Database Permissions

Create a MariaDB user with rights to insert:

CREATE USER 'mqtt_user'@'localhost' IDENTIFIED BY 'mqtt_password';
GRANT INSERT, SELECT ON mqtt_data.* TO 'mqtt_user'@'localhost';
FLUSH PRIVILEGES;

Final Test

Run the Python script.
Publish to MQT

mosquitto_pub -h localhost -p 8883 --cafile /etc/mosquitto/certs/mosquitto.crt \
-u myuser -P yourpassword -t secure/topic -m "Hello MariaDB!"

Check your MariaDB:

SELECT * FROM mqtt_data.messages;

This can be extended to also retrieve and display data in a web page.
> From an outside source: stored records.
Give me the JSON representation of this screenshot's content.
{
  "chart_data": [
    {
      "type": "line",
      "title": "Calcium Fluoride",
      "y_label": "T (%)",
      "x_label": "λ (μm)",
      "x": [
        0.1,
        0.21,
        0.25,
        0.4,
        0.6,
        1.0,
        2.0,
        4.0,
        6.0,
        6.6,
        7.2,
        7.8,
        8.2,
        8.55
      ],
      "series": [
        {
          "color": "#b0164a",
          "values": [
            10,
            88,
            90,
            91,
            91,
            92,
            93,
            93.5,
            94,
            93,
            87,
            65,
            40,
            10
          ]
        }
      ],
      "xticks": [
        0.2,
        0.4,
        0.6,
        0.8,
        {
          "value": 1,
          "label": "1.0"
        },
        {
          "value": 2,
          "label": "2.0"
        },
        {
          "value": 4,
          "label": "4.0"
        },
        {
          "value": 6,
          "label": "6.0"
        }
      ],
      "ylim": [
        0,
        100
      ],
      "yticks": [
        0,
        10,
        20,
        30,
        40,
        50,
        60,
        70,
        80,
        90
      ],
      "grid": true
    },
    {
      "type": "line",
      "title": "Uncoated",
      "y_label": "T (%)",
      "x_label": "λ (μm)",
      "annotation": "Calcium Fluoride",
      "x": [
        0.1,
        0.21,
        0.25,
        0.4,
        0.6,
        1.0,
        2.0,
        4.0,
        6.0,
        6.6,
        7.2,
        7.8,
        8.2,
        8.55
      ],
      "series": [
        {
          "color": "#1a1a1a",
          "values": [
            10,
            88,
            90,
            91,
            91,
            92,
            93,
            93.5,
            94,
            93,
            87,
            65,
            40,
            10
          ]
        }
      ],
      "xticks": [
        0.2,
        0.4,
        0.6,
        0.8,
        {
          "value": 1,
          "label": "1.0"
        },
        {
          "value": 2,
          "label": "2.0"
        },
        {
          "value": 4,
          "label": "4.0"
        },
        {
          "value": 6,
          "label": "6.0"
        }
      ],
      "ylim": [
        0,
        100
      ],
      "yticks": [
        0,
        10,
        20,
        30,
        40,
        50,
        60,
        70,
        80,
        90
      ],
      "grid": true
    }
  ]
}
PHP or a framework such as FLASK can be used for this. The following is how to do it with FLASK, the Python framework for Web apps.

FLASK Prerequisites

Install Flask and MySQL connector

pip install flask mysql-connector-python

Project Structure (example)

mqtt_viewer/
├── app.py
└── templates/
    └── index.html

app.py - Flask Web App

from flask import Flask, render_template
import mysql.connector

app = Flask(__name__)

# MariaDB connection config
db_config = {
    "host": "localhost",
    "user": "mqtt_user",
    "password": "mqtt_password",
    "database": "mqtt_data"
}

@app.route("/")
def index():
    try:
        db = mysql.connector.connect(**db_config)
        cursor = db.cursor(dictionary=True)
        cursor.execute("SELECT * FROM messages ORDER BY received_at DESC LIMIT 100")
        messages = cursor.fetchall()
        cursor.close()
        db.close()
    except mysql.connector.Error as err:
        return f"<h1>Database Error</h1><p>{err}</p>"
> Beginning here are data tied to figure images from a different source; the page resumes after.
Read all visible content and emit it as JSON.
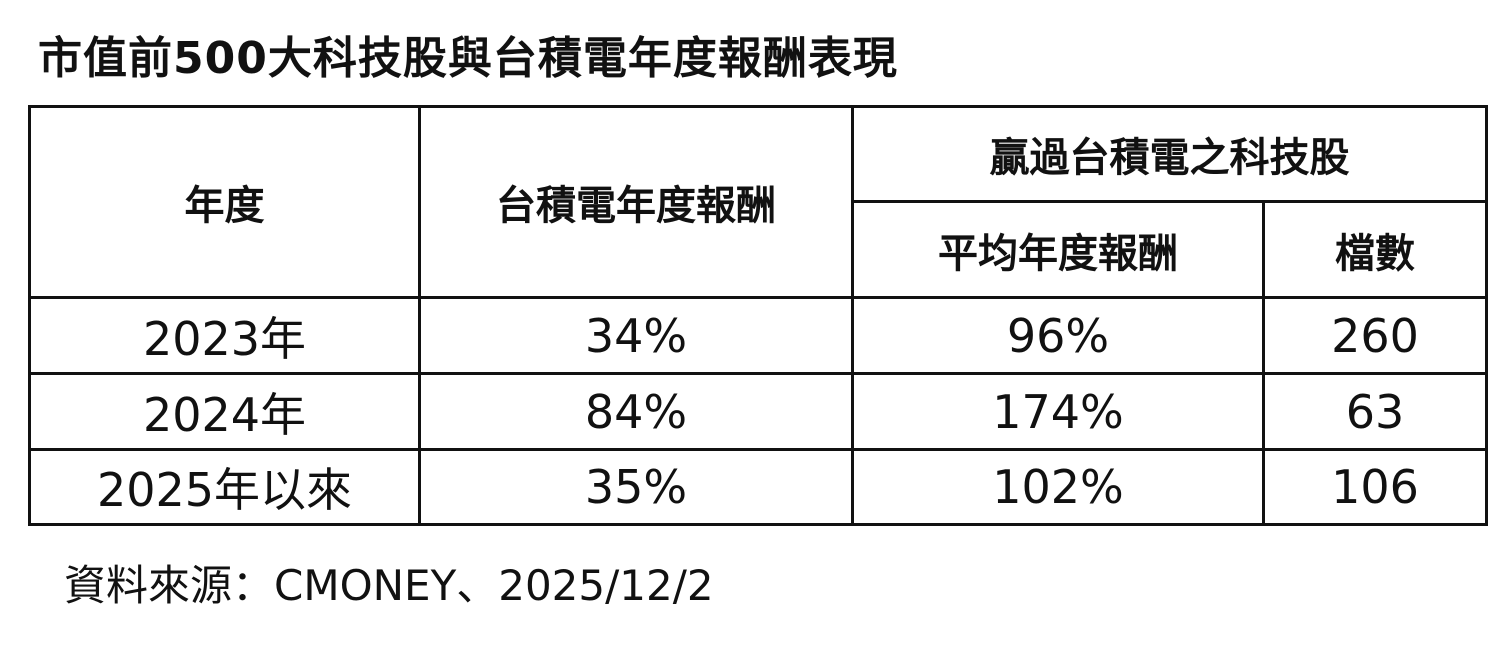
{
  "title": "市值前500大科技股與台積電年度報酬表現",
  "table": {
    "headers": {
      "year": "年度",
      "tsmc_return": "台積電年度報酬",
      "group": "贏過台積電之科技股",
      "avg_return": "平均年度報酬",
      "count": "檔數"
    },
    "rows": [
      {
        "year": "2023年",
        "tsmc_return": "34%",
        "avg_return": "96%",
        "count": "260"
      },
      {
        "year": "2024年",
        "tsmc_return": "84%",
        "avg_return": "174%",
        "count": "63"
      },
      {
        "year": "2025年以來",
        "tsmc_return": "35%",
        "avg_return": "102%",
        "count": "106"
      }
    ]
  },
  "source": "資料來源：CMONEY、2025/12/2"
}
    return render_template("index.html", messages=messages)

if __name__ == "__main__":
    app.run(debug=True)

templates/index.html - HTML Page

<!doctype html>
<html lang="en">
<head>
    <meta charset="UTF-8">
    <title>MQTT Message Viewer</title>
    <style>
        body { font-family: Arial, sans-serif; margin: 40px; }
        table { border-collapse: collapse; width: 100%; }
        th, td { border: 1px solid #ccc; padding: 8px; }
        th { background: #f4f4f4; }
    </style>
</head>
<body>
    <h1>MQTT Messages</h1>
    <table>
        <tr>
            <th>ID</th>
            <th>Topic</th>
            <th>Payload</th>
            <th>Received At</th>
        </tr>
        {% for msg in messages %}
        <tr>
            <td>{{ msg.id }}</td>
            <td>{{ msg.topic }}</td>
            <td>{{ msg.payload }}</td>
            <td>{{ msg.received_at }}</td>
        </tr>
        {% endfor %}
    </table>
</body>
</html>

Run the App

In the mqtt_viewer/ folder:

python app.py

Open a brower and go to

http://localhost:5000

Conclusion

By combining all these elements, MTQQ, Bash scripts, MySQL, Python and FLASK, it is possible to very quickly and easily create a way to capture data with either a single or a network of Raspberry Pi Picos, wirelessly transmit the data in real time to a Raspberry Pi, store it in an SQL database, and do all kinds of other data processing & analysis. The sensors could be logging all kinds of data:

Environmental - heat, temperature, humidity, light intensity,etc
System activity - pumps, lamps, motors etc.
Active Sensors - microswitches on doors, windows, etc

MTQQ can also be used to send messages between networked computers, e.g. a simple messaging service between co-workers, e.g.
"Are you ready to go to lunch?" -- reply: "Almost, give me ten minutes."